We analysed the best practices in micro-services. You needed strong boundaries, dedicated infrastructure, dedicated databases and team ownership. We decided to bring the microservices approach to the front end as microfrontends.

Microfrontends provide strong boundaries with clear contracts and they avoid sharing logic with other subdomains. By ensuring that the teams are separate and can work independently you can scale teams easily.

Where did you start?

Since the frontend is mostly static files delivered by CDN's we didn't need to worry about infrastructure. This freed us up to focus on designing the teams. A lot of people advocate for giving teams full stack ownership of an area of functionality. Micro-frontends in conjunction with microservices and cross functional teams allow you to achieve that. But DAZN couldn’t be organised in that way because we had too many frontend targets to cover (web, mobile and tens of living room devices) so we worked in components teams (frontend team separated from the backend team).
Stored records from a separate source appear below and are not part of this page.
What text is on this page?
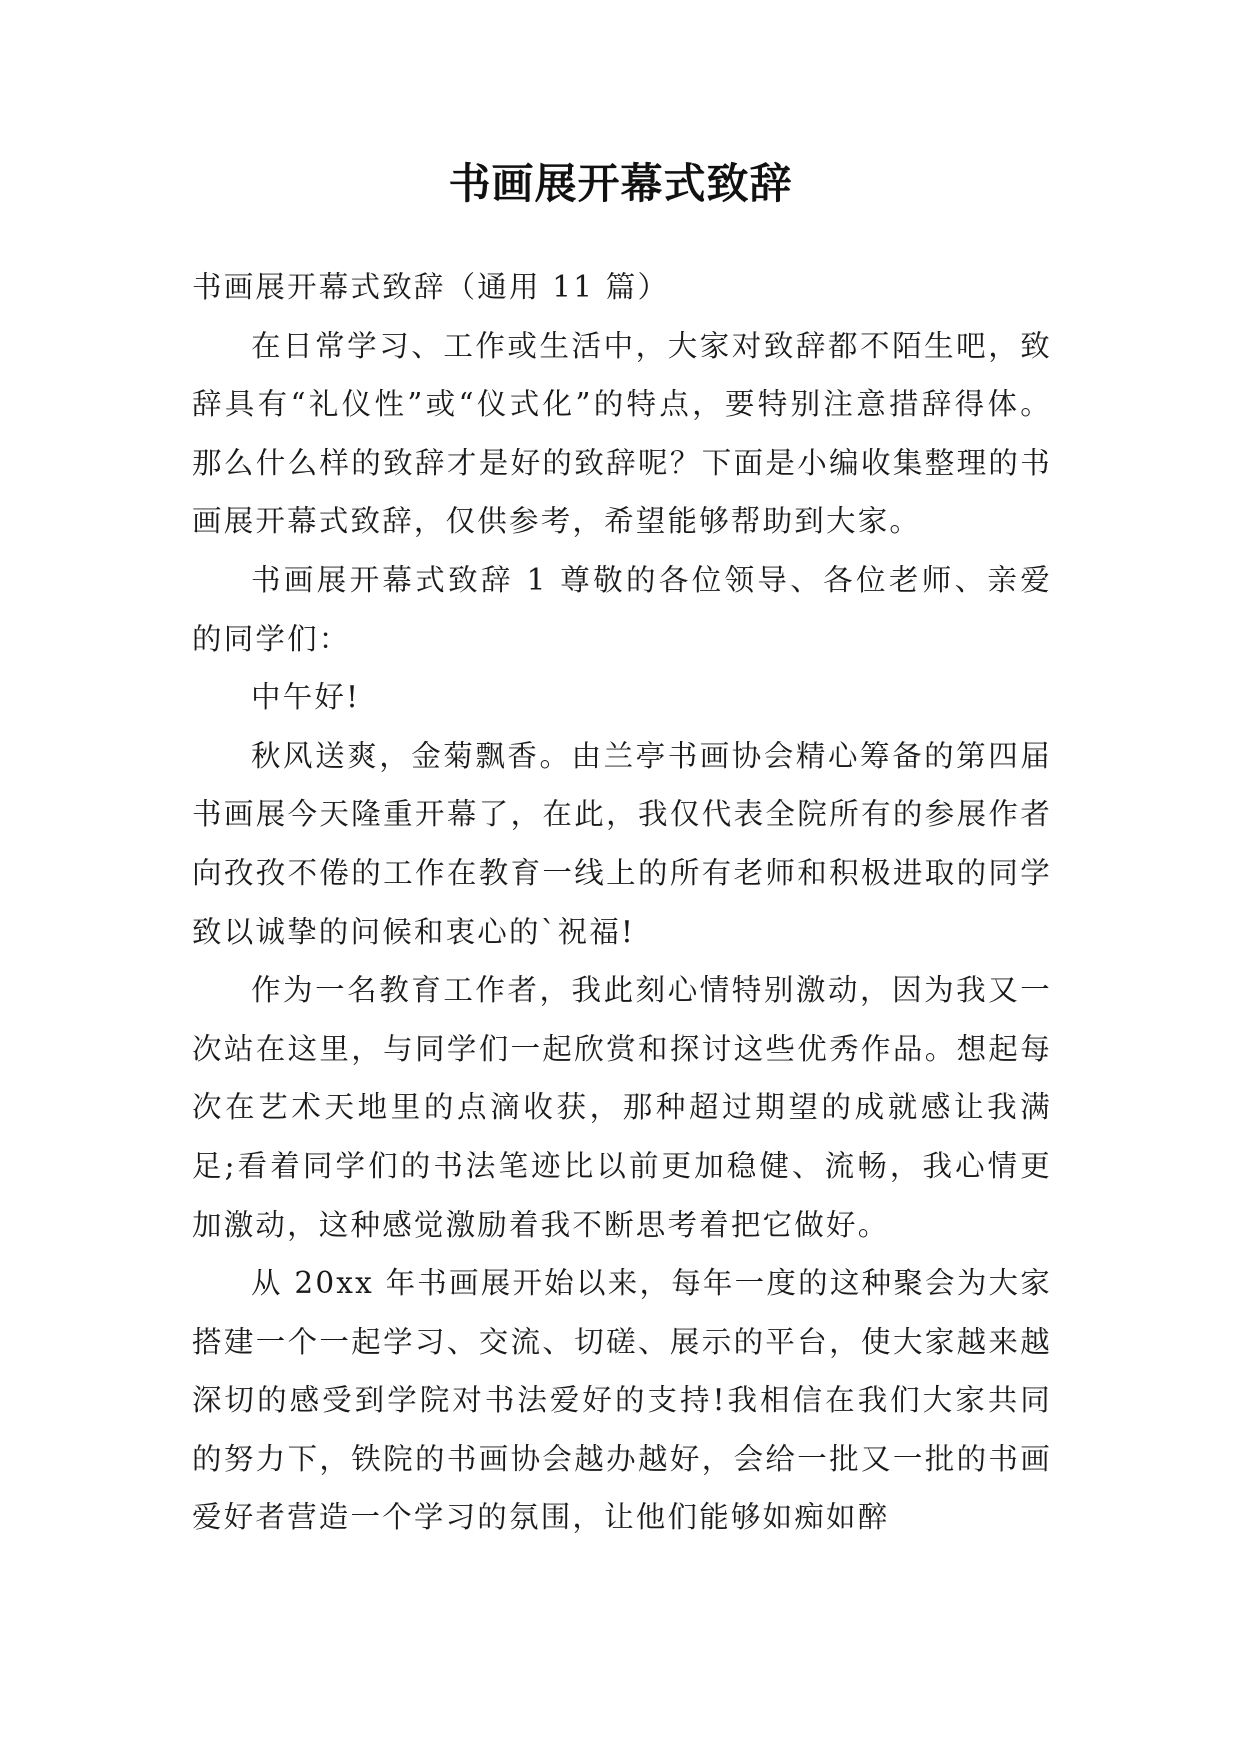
书画展开幕式致辞

书画展开幕式致辞（通用 11 篇）

在日常学习、工作或生活中，大家对致辞都不陌生吧，致辞具有“礼仪性”或“仪式化”的特点，要特别注意措辞得体。那么什么样的致辞才是好的致辞呢？下面是小编收集整理的书画展开幕式致辞，仅供参考，希望能够帮助到大家。

书画展开幕式致辞 1 尊敬的各位领导、各位老师、亲爱的同学们：

中午好!

秋风送爽，金菊飘香。由兰亭书画协会精心筹备的第四届书画展今天隆重开幕了，在此，我仅代表全院所有的参展作者向孜孜不倦的工作在教育一线上的所有老师和积极进取的同学致以诚挚的问候和衷心的`祝福!

作为一名教育工作者，我此刻心情特别激动，因为我又一次站在这里，与同学们一起欣赏和探讨这些优秀作品。想起每次在艺术天地里的点滴收获，那种超过期望的成就感让我满足;看着同学们的书法笔迹比以前更加稳健、流畅，我心情更加激动，这种感觉激励着我不断思考着把它做好。

从 20xx 年书画展开始以来，每年一度的这种聚会为大家搭建一个一起学习、交流、切磋、展示的平台，使大家越来越深切的感受到学院对书法爱好的支持!我相信在我们大家共同的努力下，铁院的书画协会越办越好，会给一批又一批的书画爱好者营造一个学习的氛围，让他们能够如痴如醉
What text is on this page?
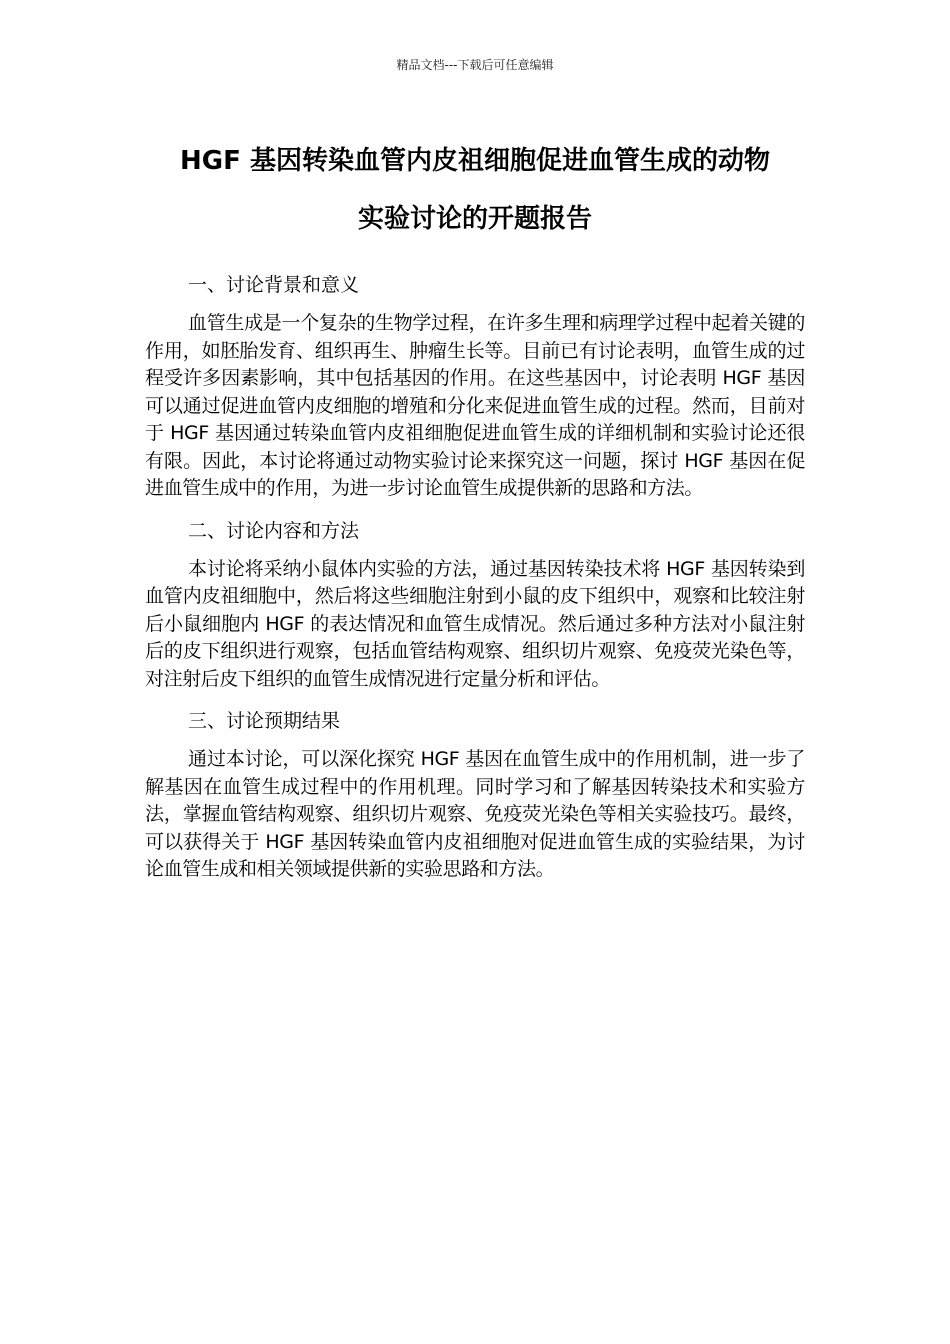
精品文档---下载后可任意编辑
HGF 基因转染血管内皮祖细胞促进血管生成的动物
实验讨论的开题报告

一、讨论背景和意义

血管生成是一个复杂的生物学过程，在许多生理和病理学过程中起着关键的作用，如胚胎发育、组织再生、肿瘤生长等。目前已有讨论表明，血管生成的过程受许多因素影响，其中包括基因的作用。在这些基因中，讨论表明 HGF 基因可以通过促进血管内皮细胞的增殖和分化来促进血管生成的过程。然而，目前对于 HGF 基因通过转染血管内皮祖细胞促进血管生成的详细机制和实验讨论还很有限。因此，本讨论将通过动物实验讨论来探究这一问题，探讨 HGF 基因在促进血管生成中的作用，为进一步讨论血管生成提供新的思路和方法。

二、讨论内容和方法

本讨论将采纳小鼠体内实验的方法，通过基因转染技术将 HGF 基因转染到血管内皮祖细胞中，然后将这些细胞注射到小鼠的皮下组织中，观察和比较注射后小鼠细胞内 HGF 的表达情况和血管生成情况。然后通过多种方法对小鼠注射后的皮下组织进行观察，包括血管结构观察、组织切片观察、免疫荧光染色等，对注射后皮下组织的血管生成情况进行定量分析和评估。

三、讨论预期结果

通过本讨论，可以深化探究 HGF 基因在血管生成中的作用机制，进一步了解基因在血管生成过程中的作用机理。同时学习和了解基因转染技术和实验方法，掌握血管结构观察、组织切片观察、免疫荧光染色等相关实验技巧。最终，可以获得关于 HGF 基因转染血管内皮祖细胞对促进血管生成的实验结果，为讨论血管生成和相关领域提供新的实验思路和方法。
One benefit is that we didn't need to decide on a technology stack. The teams owned their full-stack end-to-end which enabled them to innovate. The microfrontends were separated so teams could choose the best technology for their problems. We could have parts of the application written with VueJS, part with React and Redux, and part with Angular. The team could decide what was best for their problem.
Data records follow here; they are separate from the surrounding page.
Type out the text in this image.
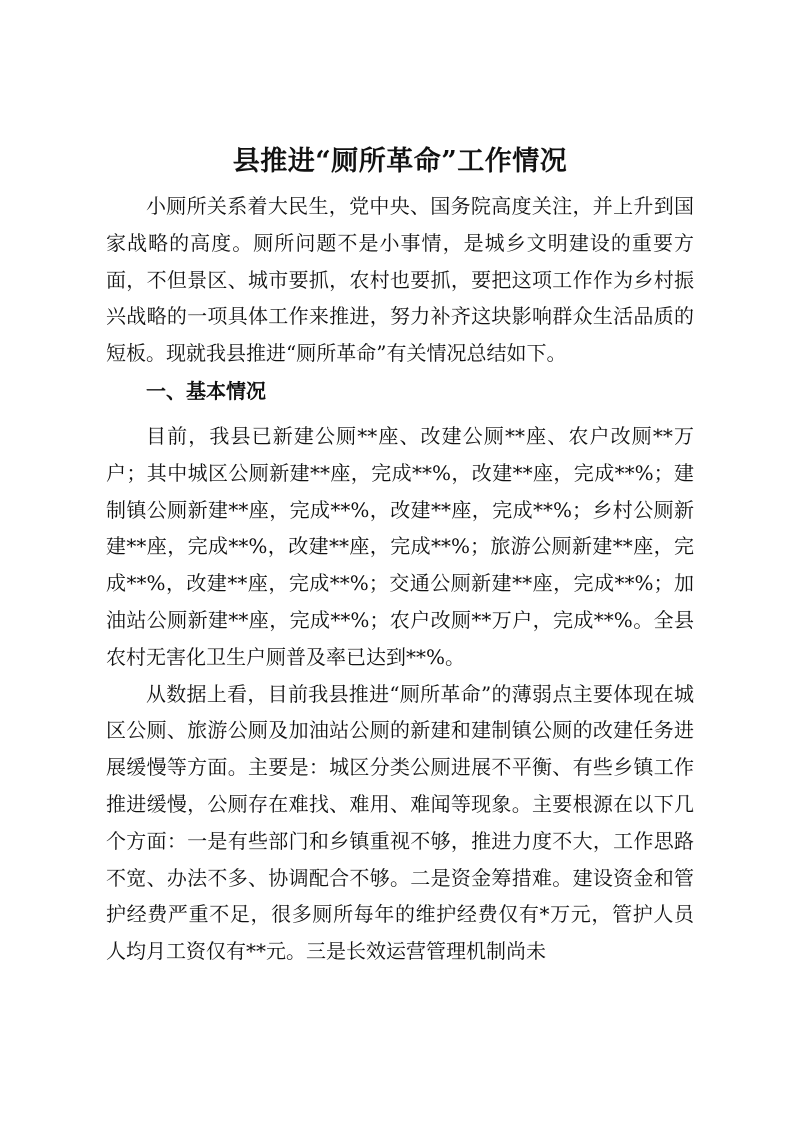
县推进“厕所革命”工作情况

小厕所关系着大民生，党中央、国务院高度关注，并上升到国家战略的高度。厕所问题不是小事情，是城乡文明建设的重要方面，不但景区、城市要抓，农村也要抓，要把这项工作作为乡村振兴战略的一项具体工作来推进，努力补齐这块影响群众生活品质的短板。现就我县推进“厕所革命”有关情况总结如下。

一、基本情况

目前，我县已新建公厕**座、改建公厕**座、农户改厕**万户；其中城区公厕新建**座，完成**%，改建**座，完成**%；建制镇公厕新建**座，完成**%，改建**座，完成**%；乡村公厕新建**座，完成**%，改建**座，完成**%；旅游公厕新建**座，完成**%，改建**座，完成**%；交通公厕新建**座，完成**%；加油站公厕新建**座，完成**%；农户改厕**万户，完成**%。全县农村无害化卫生户厕普及率已达到**%。

从数据上看，目前我县推进“厕所革命”的薄弱点主要体现在城区公厕、旅游公厕及加油站公厕的新建和建制镇公厕的改建任务进展缓慢等方面。主要是：城区分类公厕进展不平衡、有些乡镇工作推进缓慢，公厕存在难找、难用、难闻等现象。主要根源在以下几个方面：一是有些部门和乡镇重视不够，推进力度不大，工作思路不宽、办法不多、协调配合不够。二是资金筹措难。建设资金和管护经费严重不足，很多厕所每年的维护经费仅有*万元，管护人员人均月工资仅有**元。三是长效运营管理机制尚未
What boundaries did you decide upon

We came up with five domains core domains, each with sub-domains.

Landing Page: acquisition, the home page of our application
Authentication: sign in / up, retrieve email, retrieve password, payments
Discovery and Playback: the catalogue, search, schedule and playback
Customer Support: help chat, contact hours etc.
My Account: user-profiles and data

What challenges did you encounter?

In architecture, everything is a tradeoff.

Some logic is needed everywhere so this presents us with two choices - create shared components or copy-and-paste. We favoured the copy-and-paste approach to keep teams independent but the concept of DRY (Don't repeat yourself) is well established so there was pushback within the team. If something changes you want to change it in one place and not 5. But we checked how often shared code was changing and it was only twice in three years. Throughput of code is way more important than code duplication.

Another challenge was that we needed a way to orchestrate which microfrontend we wanted to load. We created our own Bootstrap tool to manage this but Tailor.js is an open source tool that creates your pages at runtime. It is a tiny layer on each page request which adds some overhead but the components are highly cacheable which ensures high performance.

What outcomes did you achieve?

Our goal was scaling people. We were able to onboard five teams in a couple of weeks. After the first week, they were able to contribute to the codebase because they were completely independent. They didn't have to wait to deeply understand the architecture like in a single page application. Each domain is small so people can understand the domain deeply and start to work on that. We have currently over a hundred developers that are working on the same code base distributed around the world.

On a technical level, there were some useful side effects as well. Because we have the orchestration layer that detects which microfrontends to serve we get the ability to do a/b testing, canary releases, blue-green deployments and more which has enabled us to test and validate the application as well.